We used the following versions of our test applications:
- IOMeter 1.1.0 x64
- TR RoboBench 0.2a
- Avidemux 2.6.8 x64
- LibreOffice 18.104.22.168
- GIMP 2.8.14
- Visual Studio Community 2013
- The Elder Scrolls V: Skyrim
- Tomb Raider
- Sid Meier’s Civilization V
Some further notes on our test methods:
- To ensure consistent and repeatable results, the SSDs were secure-erased before every component of our test suite. For the IOMeter database, RoboBench write, and RoboBench copy tests, the drives were put in a simulated used state that better exposes long-term performance characteristics. Those tests are all scripted, ensuring an even playing field that gives the drives the same amount of time to recover from the initial used state.
- We run virtually all our tests three times and report the median of the results. Our sustained IOMeter test is run a second time to verify the results of the first test and additional times only if necessary. The sustained test runs for 30 minutes continuously, so it already samples performance over a long period.
- Steps have been taken to ensure the CPU’s power-saving features don’t taint any of our results. All of the CPU’s low-power states have been disabled, effectively pegging the frequency at 3.1GHz. Transitioning between power states can affect the performance of storage benchmarks, especially when dealing with short burst transfers.
The test systems’ Windows desktop was set at 1920×1080 at 60Hz. Most of the tests and methods we employed are publicly available and reproducible. If you have questions about our methods, hit our forums to talk with us about them.
What have we learned from pitting these drives against each other? For starters, the Arc 100 continues to be a diamond in the rough. Its performance in synthetics left the Fury and Ultra II in the dust. It’s little wonder that we gave it a TR Recommended Award last year.

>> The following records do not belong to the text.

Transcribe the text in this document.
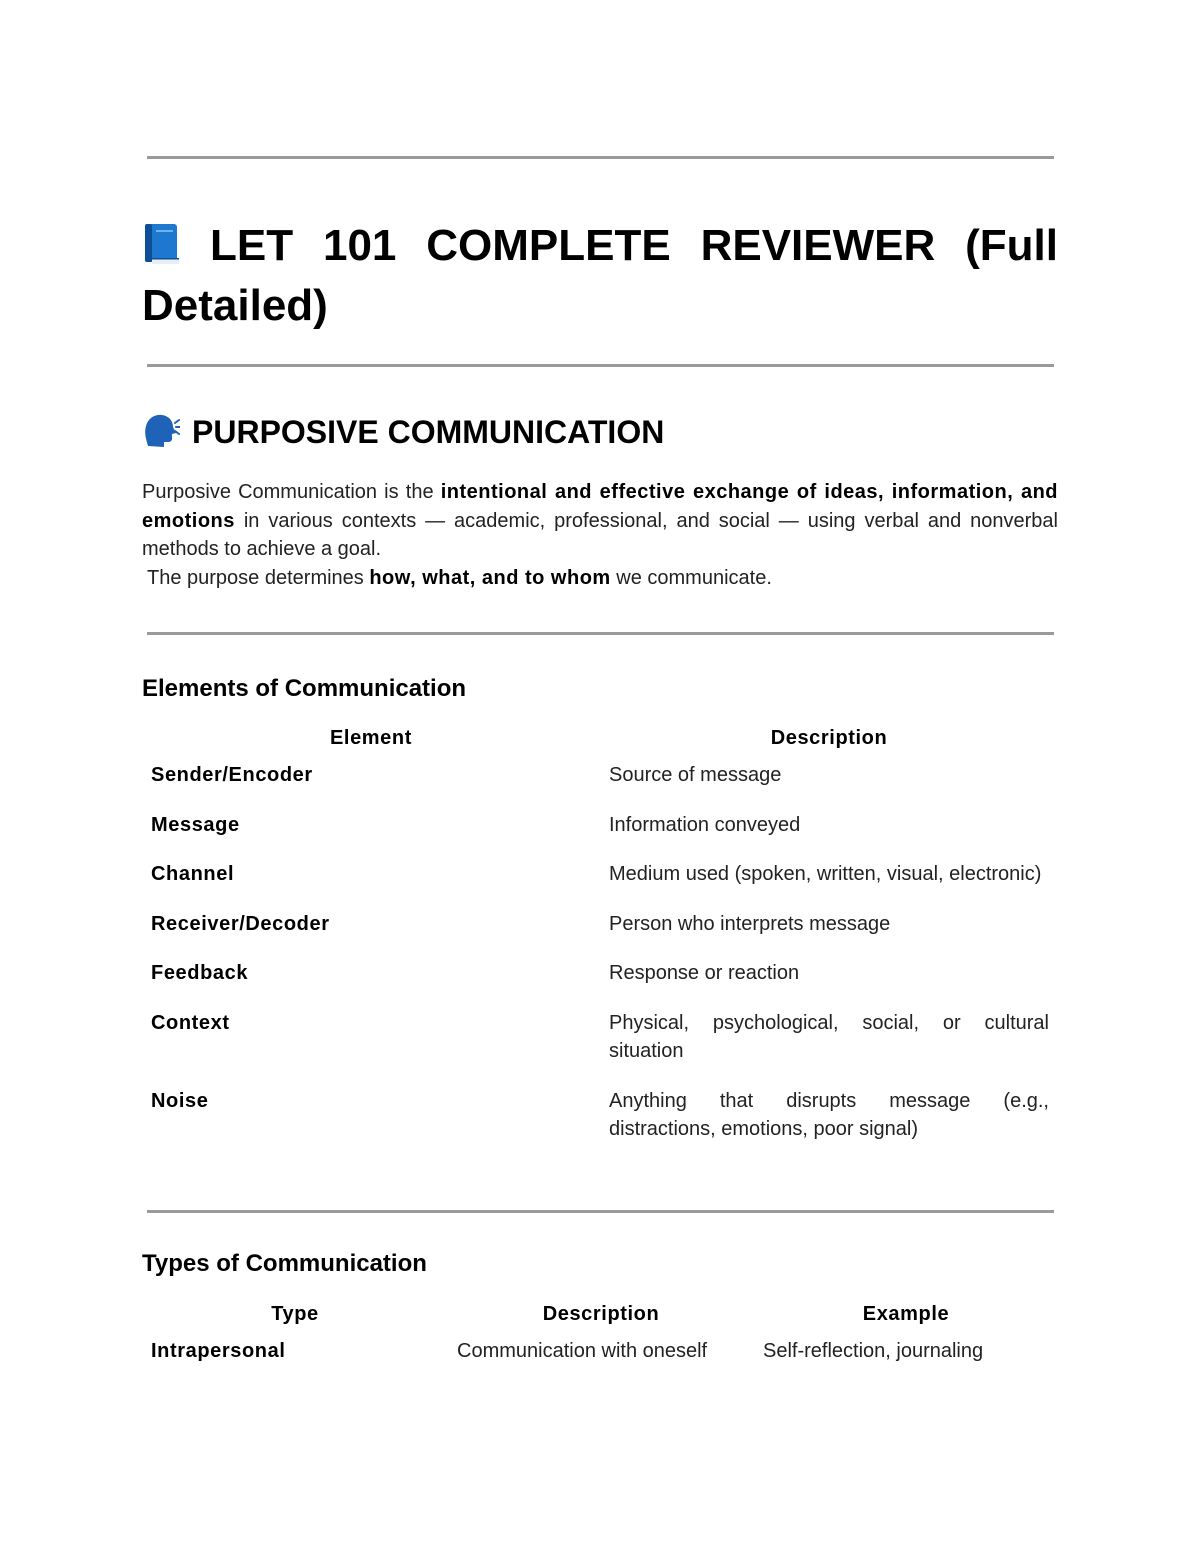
LET 101 COMPLETE REVIEWER (Full Detailed)
PURPOSIVE COMMUNICATION

Purposive Communication is the intentional and effective exchange of ideas, information, and emotions in various contexts — academic, professional, and social — using verbal and nonverbal methods to achieve a goal.

The purpose determines how, what, and to whom we communicate.

Elements of Communication
Element	Description
Sender/Encoder	Source of message
Message	Information conveyed
Channel	Medium used (spoken, written, visual, electronic)
Receiver/Decoder	Person who interprets message
Feedback	Response or reaction
Context	Physical, psychological, social, or cultural situation
Noise	Anything that disrupts message (e.g., distractions, emotions, poor signal)
Types of Communication
Type	Description	Example
Intrapersonal	Communication with oneself	Self-reflection, journaling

On the other hand, that synthetic performance seems to make little difference in the real world. Neither the Fury’s sub-optimal die configuration nor the Ultra II’s TLC was a noticeable handicap in our booting and loading tests.

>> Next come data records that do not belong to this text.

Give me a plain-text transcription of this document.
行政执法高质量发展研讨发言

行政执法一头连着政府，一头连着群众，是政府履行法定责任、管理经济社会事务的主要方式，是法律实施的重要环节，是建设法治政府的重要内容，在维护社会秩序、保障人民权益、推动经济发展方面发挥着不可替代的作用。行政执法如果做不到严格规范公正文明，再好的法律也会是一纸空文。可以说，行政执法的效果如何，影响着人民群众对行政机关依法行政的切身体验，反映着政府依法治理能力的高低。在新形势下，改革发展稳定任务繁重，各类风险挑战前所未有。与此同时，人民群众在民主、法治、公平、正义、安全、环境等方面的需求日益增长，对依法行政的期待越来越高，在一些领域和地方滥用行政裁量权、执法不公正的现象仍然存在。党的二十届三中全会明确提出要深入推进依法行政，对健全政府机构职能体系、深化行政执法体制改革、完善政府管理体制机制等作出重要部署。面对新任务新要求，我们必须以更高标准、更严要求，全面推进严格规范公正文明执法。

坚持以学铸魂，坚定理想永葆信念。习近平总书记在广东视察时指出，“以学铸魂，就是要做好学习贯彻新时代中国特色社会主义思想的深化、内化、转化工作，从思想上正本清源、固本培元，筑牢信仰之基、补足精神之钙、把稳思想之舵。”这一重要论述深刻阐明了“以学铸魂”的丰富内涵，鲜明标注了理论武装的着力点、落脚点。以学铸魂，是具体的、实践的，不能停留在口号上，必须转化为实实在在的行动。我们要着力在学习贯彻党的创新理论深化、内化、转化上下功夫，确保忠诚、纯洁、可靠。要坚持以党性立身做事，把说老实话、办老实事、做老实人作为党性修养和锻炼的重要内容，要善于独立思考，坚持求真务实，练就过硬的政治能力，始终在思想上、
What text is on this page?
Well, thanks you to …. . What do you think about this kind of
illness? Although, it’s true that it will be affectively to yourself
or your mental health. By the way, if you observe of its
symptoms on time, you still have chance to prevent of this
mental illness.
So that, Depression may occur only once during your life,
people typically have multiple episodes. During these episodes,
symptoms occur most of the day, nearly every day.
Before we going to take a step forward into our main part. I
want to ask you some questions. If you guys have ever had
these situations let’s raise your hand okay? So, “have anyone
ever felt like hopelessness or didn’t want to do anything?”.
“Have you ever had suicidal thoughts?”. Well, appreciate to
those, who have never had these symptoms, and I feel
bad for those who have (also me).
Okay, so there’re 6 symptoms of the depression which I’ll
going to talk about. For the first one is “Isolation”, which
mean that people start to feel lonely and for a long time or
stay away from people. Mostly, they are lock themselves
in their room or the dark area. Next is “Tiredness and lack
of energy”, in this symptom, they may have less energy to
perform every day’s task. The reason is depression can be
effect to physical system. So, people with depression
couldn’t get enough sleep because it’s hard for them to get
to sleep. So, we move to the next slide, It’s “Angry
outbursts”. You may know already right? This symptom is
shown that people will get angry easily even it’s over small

The question becomes, then: which one to buy? At the time of this writing, the Arc 100 goes for $92, the Ultra II for $350, and the Fury for $93. At those prices, the cost-per-gigabyte works out to be $0.38, $0.36, and $0.39, respectively. For those looking for a terabyte-class SSD, the Ultra II is a solid performer. TLC flash keeps costs down, while nCache keeps endurance and speed tolerable.
If that kind of capacity doesn’t interest you, the Arc 100 is still one heck of a drive. For a fairly low price, you get performance comparable to the ever-popular Samsung 850 EVO 250GB drive. The Arc 100 straight out beats the also-popular Crucial offerings (the BX100 250GB and MX200 250GB), according to this performance chart that Geoff put together earlier this year. The Arc 100 also has the added value of 256-bit AES hardware encryption, unlike either the Fury or the Ultra II. We can’t really recommend the HyperX Fury at the price it’s going for, however. Similar prices on better-performing drives means the Fury is out of contention at its current price point.

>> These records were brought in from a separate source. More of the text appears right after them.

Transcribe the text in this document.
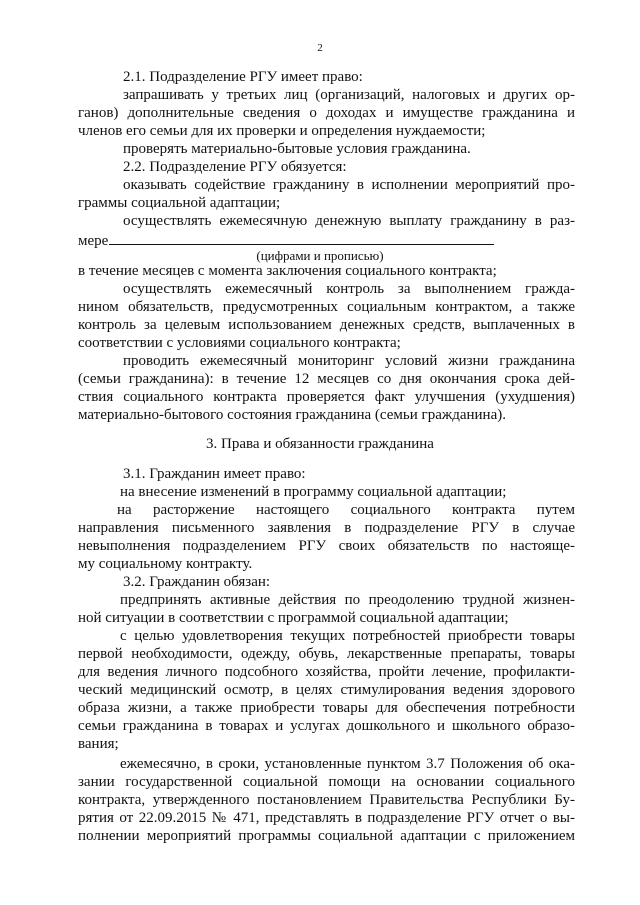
2
2.1. Подразделение РГУ имеет право:
запрашивать у третьих лиц (организаций, налоговых и других ор-
ганов) дополнительные сведения о доходах и имуществе гражданина и
членов его семьи для их проверки и определения нуждаемости;
проверять материально-бытовые условия гражданина.
2.2. Подразделение РГУ обязуется:
оказывать содействие гражданину в исполнении мероприятий про-
граммы социальной адаптации;
осуществлять ежемесячную денежную выплату гражданину в раз-
мере
(цифрами и прописью)
в течение месяцев с момента заключения социального контракта;
осуществлять ежемесячный контроль за выполнением гражда-
нином обязательств, предусмотренных социальным контрактом, а также
контроль за целевым использованием денежных средств, выплаченных в
соответствии с условиями социального контракта;
проводить ежемесячный мониторинг условий жизни гражданина
(семьи гражданина): в течение 12 месяцев со дня окончания срока дей-
ствия социального контракта проверяется факт улучшения (ухудшения)
материально-бытового состояния гражданина (семьи гражданина).
3. Права и обязанности гражданина
3.1. Гражданин имеет право:
на внесение изменений в программу социальной адаптации;
на расторжение настоящего социального контракта путем
направления письменного заявления в подразделение РГУ в случае
невыполнения подразделением РГУ своих обязательств по настояще-
му социальному контракту.
3.2. Гражданин обязан:
предпринять активные действия по преодолению трудной жизнен-
ной ситуации в соответствии с программой социальной адаптации;
с целью удовлетворения текущих потребностей приобрести товары
первой необходимости, одежду, обувь, лекарственные препараты, товары
для ведения личного подсобного хозяйства, пройти лечение, профилакти-
ческий медицинский осмотр, в целях стимулирования ведения здорового
образа жизни, а также приобрести товары для обеспечения потребности
семьи гражданина в товарах и услугах дошкольного и школьного образо-
вания;
ежемесячно, в сроки, установленные пунктом 3.7 Положения об ока-
зании государственной социальной помощи на основании социального
контракта, утвержденного постановлением Правительства Республики Бу-
рятия от 22.09.2015 № 471, представлять в подразделение РГУ отчет о вы-
полнении мероприятий программы социальной адаптации с приложением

Ultimately, our advice remains the same as it’s been for quite a while—if you’re upgrading from mechanical storage, snag just about any SSD you can get at a good price. The deciding factor will likely be one that’s not exposed by our testing. Reliability, customer service, and secondary features like hardware-level encryption are important considerations that we can’t just quantify and graph, much as we’d like to.
For those of you already on solid-state storage and looking for an upgrade, our advice is to wait if you can. The NVMe/PCIe revolution is upon us. Intel’s Z170 platform provides more PCIe lanes for fast next-generation storage than you can shake a stick at. With some help from SSD makers, we’ll hopefully have a full field of PCIe SSDs to throw at it soon.